I have never wavered in my conviction, despite President Obama's apparent determination to prove me a liar during the first debate, and  I certainly am not concerned now.  At the end of the day, the combination of Romney's weakness as a candidate and the Republican party's toxic platform are every bit as damaging to his candidacy today as they were months ago.

It was over then and it is over now. 

But that is not the reason for this article.

An interesting question that has emerged during the last two months of the campaign has been whether traditional polls (Gallup, Pew, Rasmussen, and such) have gone the way of credit rating agencies and become completely useless as a predictive tool or if they are able to measure public sentiment accurately.

Politcal polls have a spotty track record but in the new world where no one under the age of 50 has a land line telephone any more it really calls into question how a pollster can sample opinion at all today.  During the last few months, I have received more than a dozen calls from pollsters on my home phone but no calls on the cell phone which I use for most of my communication.

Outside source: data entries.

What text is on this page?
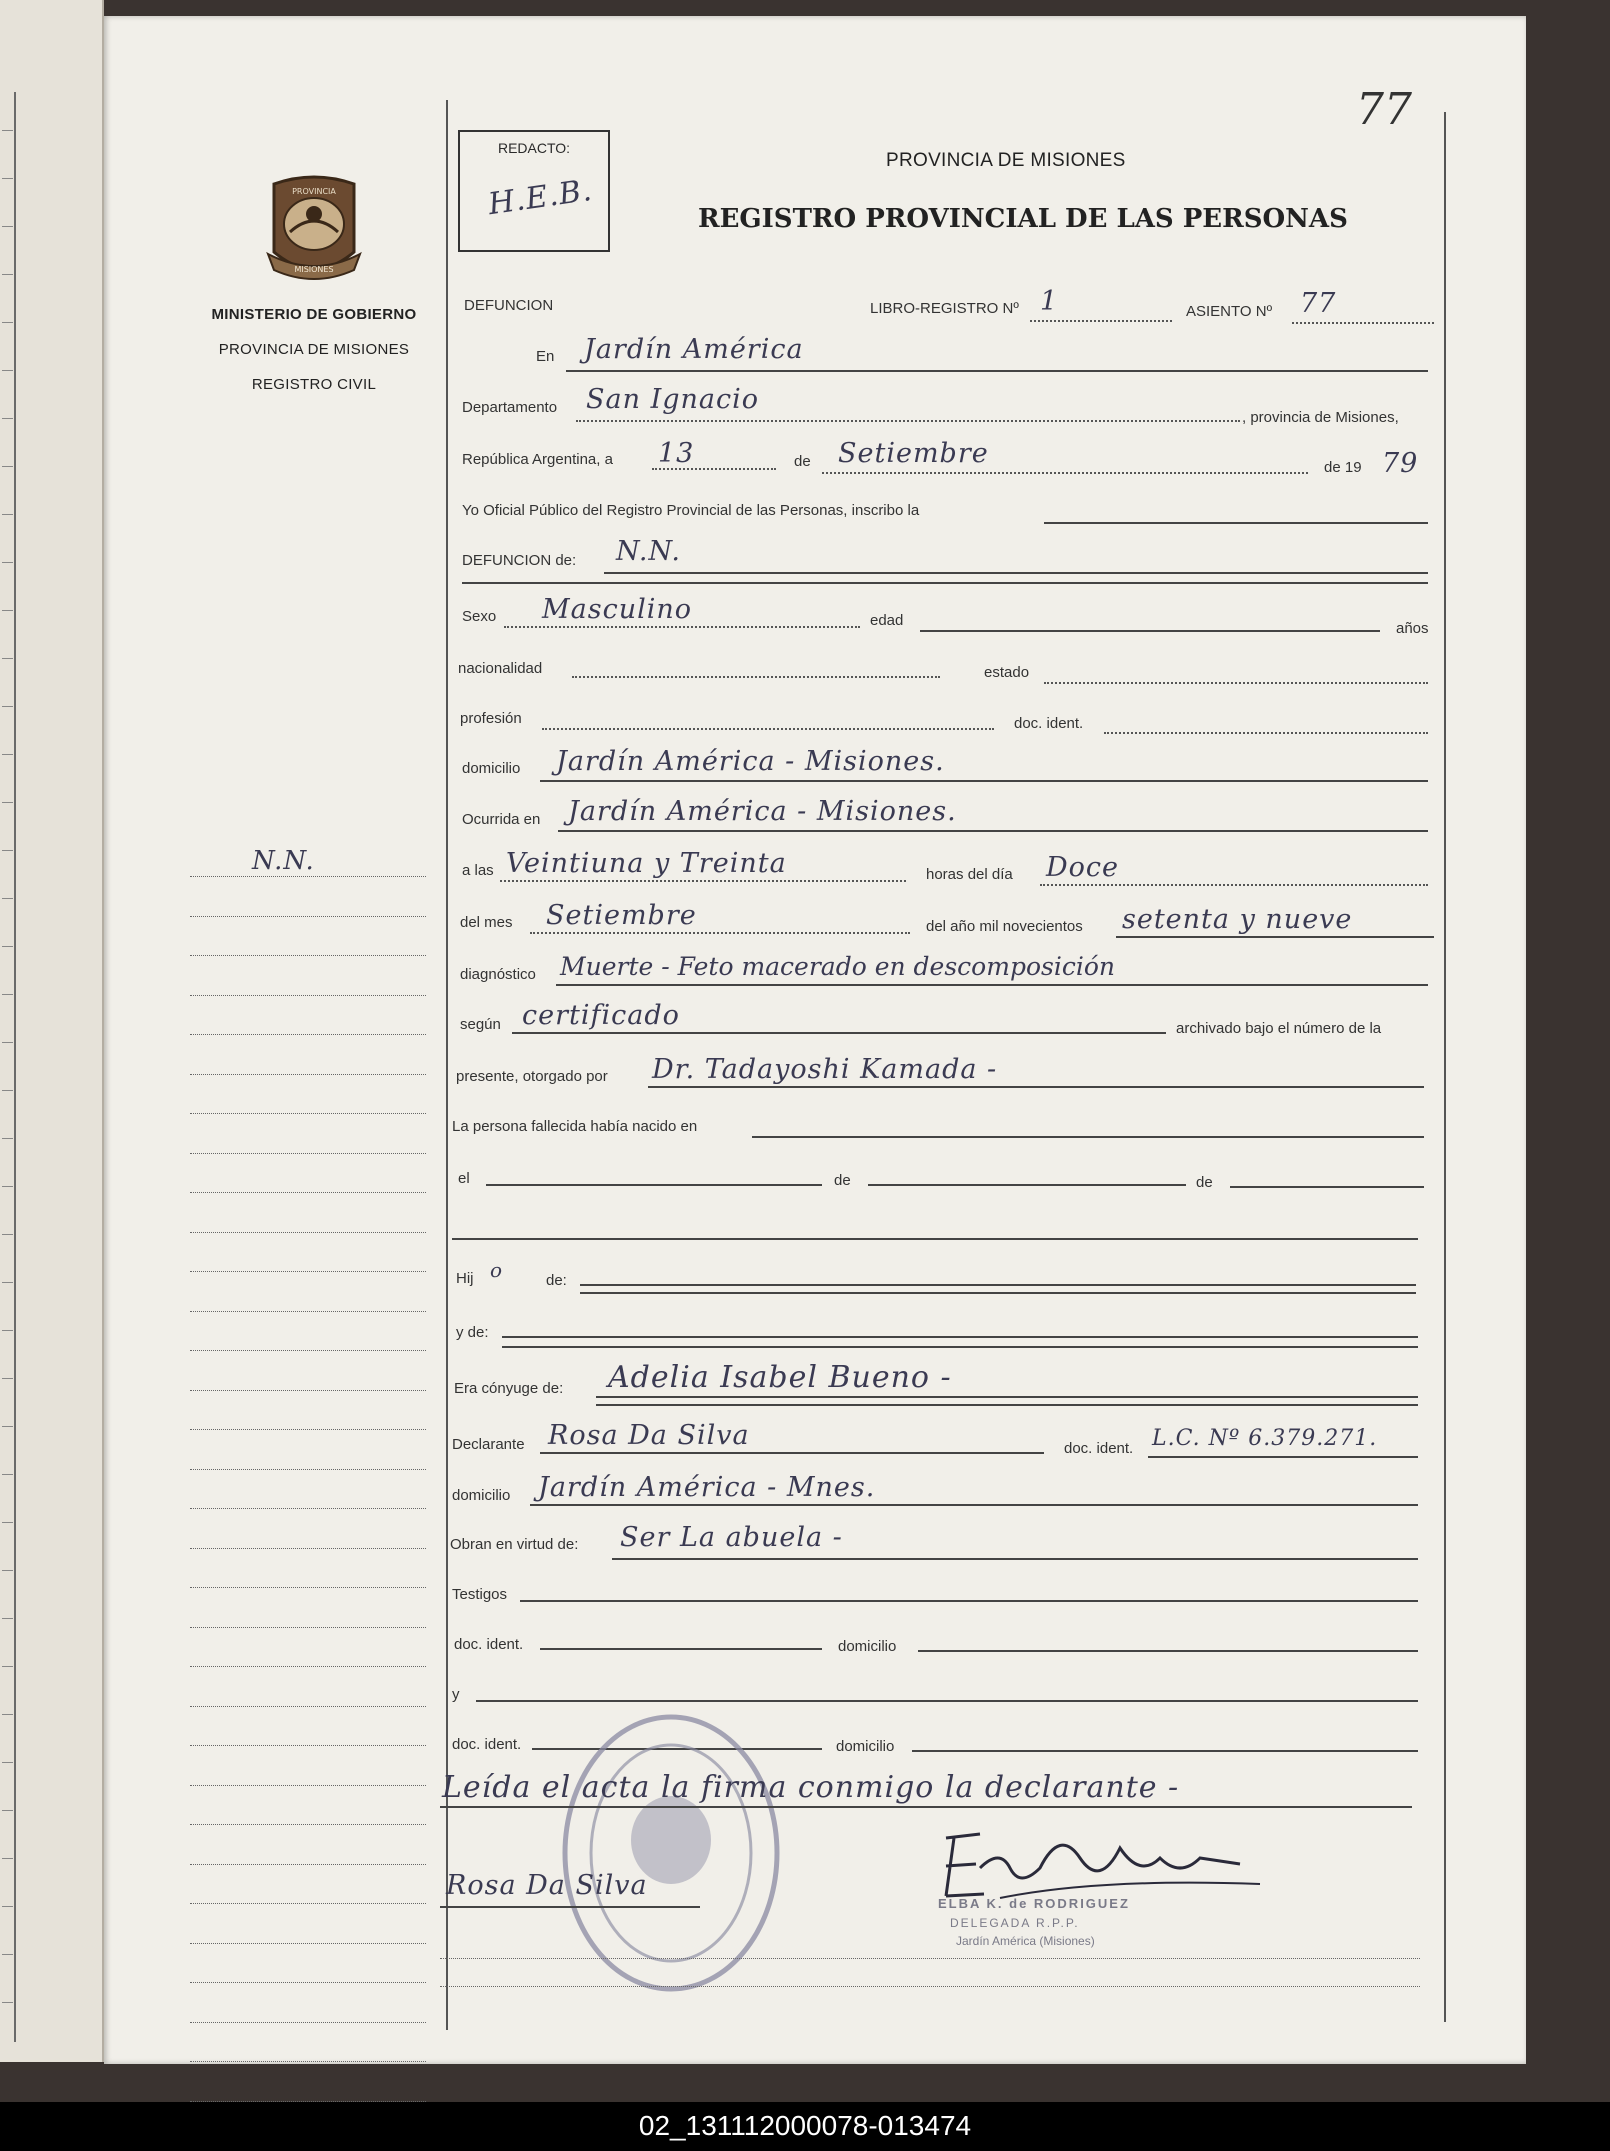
77
REDACTO:
H.E.B.
PROVINCIA DE MISIONES
REGISTRO PROVINCIAL DE LAS PERSONAS
PROVINCIA
MISIONES
MINISTERIO DE GOBIERNO
PROVINCIA DE MISIONES
REGISTRO CIVIL
N.N.
DEFUNCION	LIBRO-REGISTRO Nº 1	ASIENTO Nº 77
En Jardín América
Departamento San Ignacio
, provincia de Misiones,
República Argentina, a 13	de Setiembre	de 19 79
Yo Oficial Público del Registro Provincial de las Personas, inscribo la
DEFUNCION de: N.N.
Sexo Masculino	edad	años
nacionalidad	estado
profesión	doc. ident.
domicilio Jardín América - Misiones.
Ocurrida en Jardín América - Misiones.
a las Veintiuna y Treinta	horas del día Doce
del mes Setiembre	del año mil novecientos setenta y nueve
diagnóstico Muerte - Feto macerado en descomposición
según certificado	archivado bajo el número de la
presente, otorgado por Dr. Tadayoshi Kamada -
La persona fallecida había nacido en
el	de	de
Hij o	de:
y de:
Era cónyuge de: Adelia Isabel Bueno -
Declarante Rosa Da Silva	doc. ident. L.C. Nº 6.379.271.
domicilio Jardín América - Mnes.
Obran en virtud de: Ser La abuela -
Testigos
doc. ident.	domicilio
y
doc. ident.	domicilio
Leída el acta la firma conmigo la declarante -
Rosa Da Silva
ELBA K. de RODRIGUEZ
DELEGADA R.P.P.
Jardín América (Misiones)
02_131112000078-013474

How do pollsters sample public opinion if they are using telephone polling but they aren't calling anyone who only has a cell phone?  A good question, but also not the reason for this article.

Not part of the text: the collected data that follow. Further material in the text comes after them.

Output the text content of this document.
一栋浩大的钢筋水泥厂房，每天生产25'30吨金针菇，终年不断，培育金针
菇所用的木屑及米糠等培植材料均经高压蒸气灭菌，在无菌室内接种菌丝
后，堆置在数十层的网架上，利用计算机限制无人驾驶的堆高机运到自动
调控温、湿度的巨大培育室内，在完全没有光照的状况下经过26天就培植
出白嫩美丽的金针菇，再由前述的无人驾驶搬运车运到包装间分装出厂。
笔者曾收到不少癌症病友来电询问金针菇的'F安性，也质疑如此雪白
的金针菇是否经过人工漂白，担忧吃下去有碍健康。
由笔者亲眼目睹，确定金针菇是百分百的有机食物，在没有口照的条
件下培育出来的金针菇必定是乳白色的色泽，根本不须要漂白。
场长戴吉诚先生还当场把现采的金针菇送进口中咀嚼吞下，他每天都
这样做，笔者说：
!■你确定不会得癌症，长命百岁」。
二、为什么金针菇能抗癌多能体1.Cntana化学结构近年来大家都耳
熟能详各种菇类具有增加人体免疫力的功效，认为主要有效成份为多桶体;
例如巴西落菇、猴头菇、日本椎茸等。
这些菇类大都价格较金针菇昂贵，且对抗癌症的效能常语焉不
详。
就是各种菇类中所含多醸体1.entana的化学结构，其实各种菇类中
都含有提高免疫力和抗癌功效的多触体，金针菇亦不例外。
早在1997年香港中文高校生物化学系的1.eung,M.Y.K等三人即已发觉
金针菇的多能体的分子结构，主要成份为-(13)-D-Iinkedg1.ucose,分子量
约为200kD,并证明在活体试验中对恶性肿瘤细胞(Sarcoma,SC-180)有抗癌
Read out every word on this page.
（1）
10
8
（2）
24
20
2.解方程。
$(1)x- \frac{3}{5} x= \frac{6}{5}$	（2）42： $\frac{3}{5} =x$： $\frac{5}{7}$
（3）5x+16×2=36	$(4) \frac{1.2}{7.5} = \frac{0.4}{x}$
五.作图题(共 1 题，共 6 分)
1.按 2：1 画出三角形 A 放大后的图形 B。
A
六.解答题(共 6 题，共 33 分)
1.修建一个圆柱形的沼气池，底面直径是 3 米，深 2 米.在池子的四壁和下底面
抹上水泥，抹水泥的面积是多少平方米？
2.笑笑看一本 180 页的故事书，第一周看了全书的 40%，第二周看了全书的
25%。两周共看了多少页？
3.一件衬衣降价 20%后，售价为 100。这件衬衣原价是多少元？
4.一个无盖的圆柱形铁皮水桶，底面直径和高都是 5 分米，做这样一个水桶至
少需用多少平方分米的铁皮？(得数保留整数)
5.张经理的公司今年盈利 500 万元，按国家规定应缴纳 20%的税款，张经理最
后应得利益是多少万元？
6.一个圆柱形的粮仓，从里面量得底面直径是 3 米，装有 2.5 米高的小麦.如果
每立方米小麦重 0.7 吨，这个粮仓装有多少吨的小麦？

The burning question is how and why there is such a huge disconnect between the predictions being made by traditional pollsters and the odds being quoted on the betting sites where real people are betting tens of millions of dollars on the upcoming elections?

Full disclosure.  As an investment adviser and as an observer of the human and political condition I have always paid far more attention to how people behave than to what they say.  It is an approach that tends to serve us all well.

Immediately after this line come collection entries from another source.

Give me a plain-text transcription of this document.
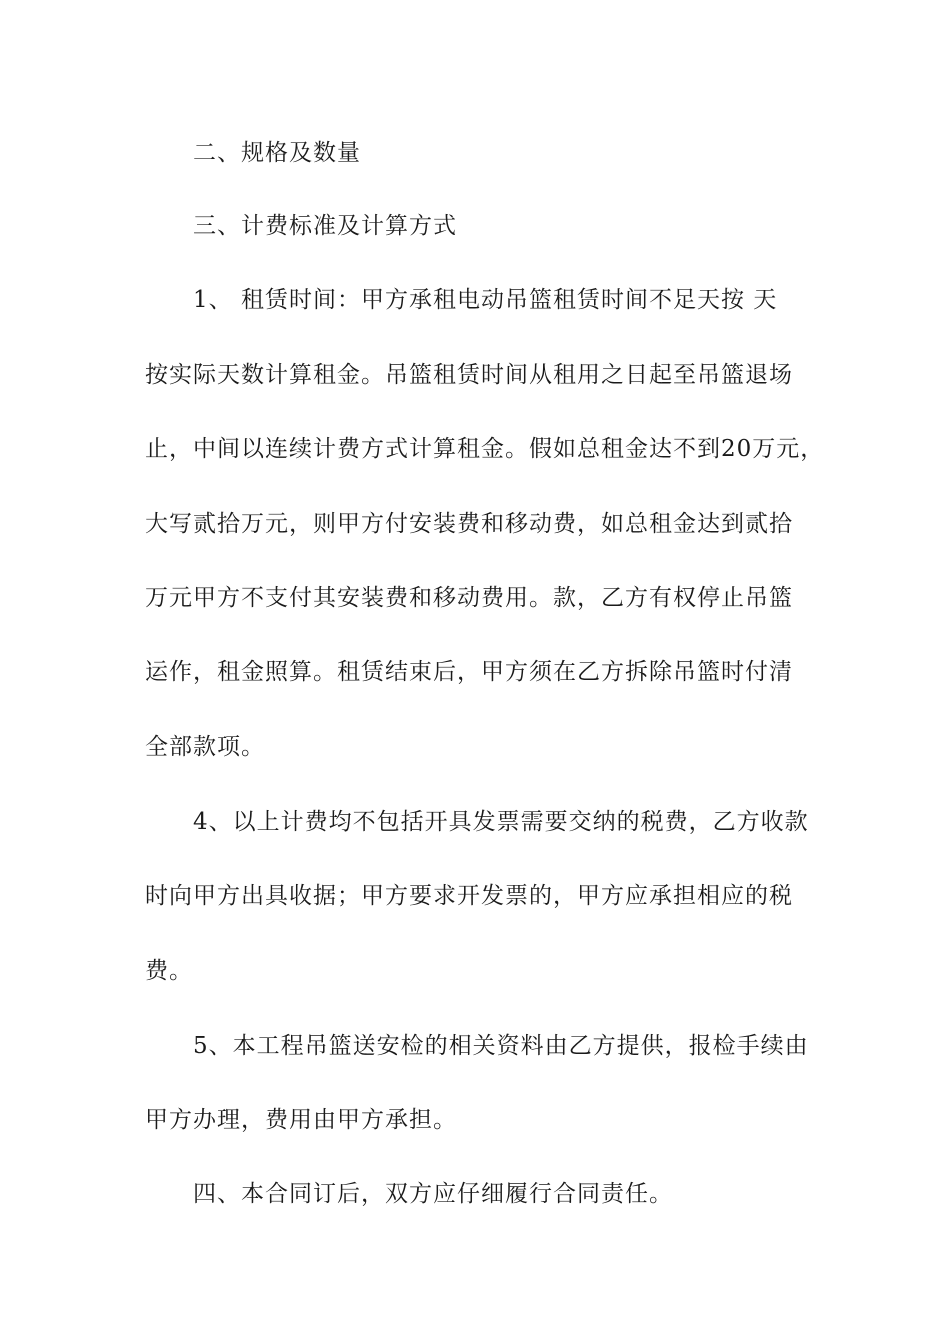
二、规格及数量

三、计费标准及计算方式

1、 租赁时间：甲方承租电动吊篮租赁时间不足天按 天

按实际天数计算租金。吊篮租赁时间从租用之日起至吊篮退场

止，中间以连续计费方式计算租金。假如总租金达不到20万元，

大写贰拾万元，则甲方付安装费和移动费，如总租金达到贰拾

万元甲方不支付其安装费和移动费用。款，乙方有权停止吊篮

运作，租金照算。租赁结束后，甲方须在乙方拆除吊篮时付清

全部款项。

4、以上计费均不包括开具发票需要交纳的税费，乙方收款

时向甲方出具收据；甲方要求开发票的，甲方应承担相应的税

费。

5、本工程吊篮送安检的相关资料由乙方提供，报检手续由

甲方办理，费用由甲方承担。

四、本合同订后，双方应仔细履行合同责任。
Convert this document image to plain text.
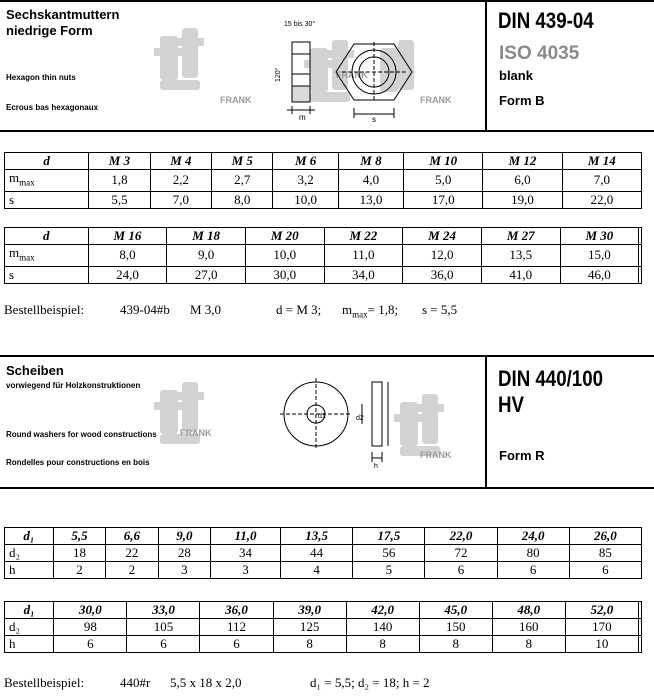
Sechskantmuttern
niedrige Form
Hexagon thin nuts
Ecrous bas hexagonaux
DIN 439-04
ISO 4035
blank
Form B
FRANK
FRANK
FRANK
15 bis 30°
120°
m	s
d	M 3	M 4	M 5	M 6	M 8	M 10	M 12	M 14
$m_{max}$	1,8	2,2	2,7	3,2	4,0	5,0	6,0	7,0
s	5,5	7,0	8,0	10,0	13,0	17,0	19,0	22,0
d	M 16	M 18	M 20	M 22	M 24	M 27	M 30	
$m_{max}$	8,0	9,0	10,0	11,0	12,0	13,5	15,0	
s	24,0	27,0	30,0	34,0	36,0	41,0	46,0	
Bestellbeispiel:	439-04#b M 3,0	d = M 3; $m_{max}= 1,8$; s = 5,5
Scheiben
vorwiegend für Holzkonstruktionen
Round washers for wood constructions
Rondelles pour constructions en bois
DIN 440/100 HV
Form R
FRANK
FRANK
d1	d2
h
d₁	5,5	6,6	9,0	11,0	13,5	17,5	22,0	24,0	26,0
d₂	18	22	28	34	44	56	72	80	85
h	2	2	3	3	4	5	6	6	6
d₁	30,0	33,0	36,0	39,0	42,0	45,0	48,0	52,0	
d₂	98	105	112	125	140	150	160	170	
h	6	6	6	8	8	8	8	10	
Bestellbeispiel:	440#r 5,5 x 18 x 2,0	d₁ = 5,5; d₂ = 18; h = 2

That is why I confess to being an addict of Intrade, Ladbrokes, and other betting sites where gamblers (investors) can wager on the outcome of upcoming events.

From the outset, Obama has been a solid favorite to win re-election on all the betting sites and at this very moment with the election just hours away, the president is a 70-30 favorite to win on Intrade and a 2-9 favorite at Ladbrokes (U.S. casinos are not allowed to take bets on our elections) in Great Britain.  Meanwhile, Gallup--the most prestigious of the traditional pollsters--now says that Romney is slightly AHEAD overall.

The odds have always favored Obama although his lead dropped into the 55-45 range during the week after his disastrous performance and Romney's clear win in the first debate in September.  But real bettors betting real money have never--not ever for a second--considered Romney likely to win.

Even more dramatic is the widely divergent message we are getting on the likely outcome in the so-called swing states.  We are told at this very moment by the mainstream media and the traditional polls that the election is neck and neck and could go either way. That states such as Florida, North Carolina, Ohio, Virginia, Nevada, Wisconsin, Iowa, Colorado, Pennsylvania, and New Hampshire are essentially deadlocked and too close to call.

Meanwhile, the betting sites are stating clearly that there are only two real toss up states remaining--
Virginia and Colorado (Obama is ahead slightly in each).  Real people betting real money have made Romney a huge favorite in Florida and North Carolina and Obama is a prohibitive favorite--25 points or more--in Ohio, Pennsylvania, Nevada, Iowa, Iowa, New Hampshire, and Wisconsin.

If investors are to be believed, it will be a very early night tomorrow.

The issue that should get a lot of attention but probably won't is why, armed with prestigious but probably very misleading polling data, have our mainstream media been tricking us into believing that this race has been a cliff-hanger all along?  Could it be that they are less interested in keeping us informed than they are in insulating themselves from charges of liberal bias from the Right?  And that most of all they are desperate to keep us sitting on the edges of our seats until the game is over even though real people betting real money have been telling us for months that this election will be a blowout?

This is the only real question regarding the presidential election--whether polls are worth the paper they are printed on and the way the media use them--that remains to be resolved tomorrow.  The rest of it was over weeks ago.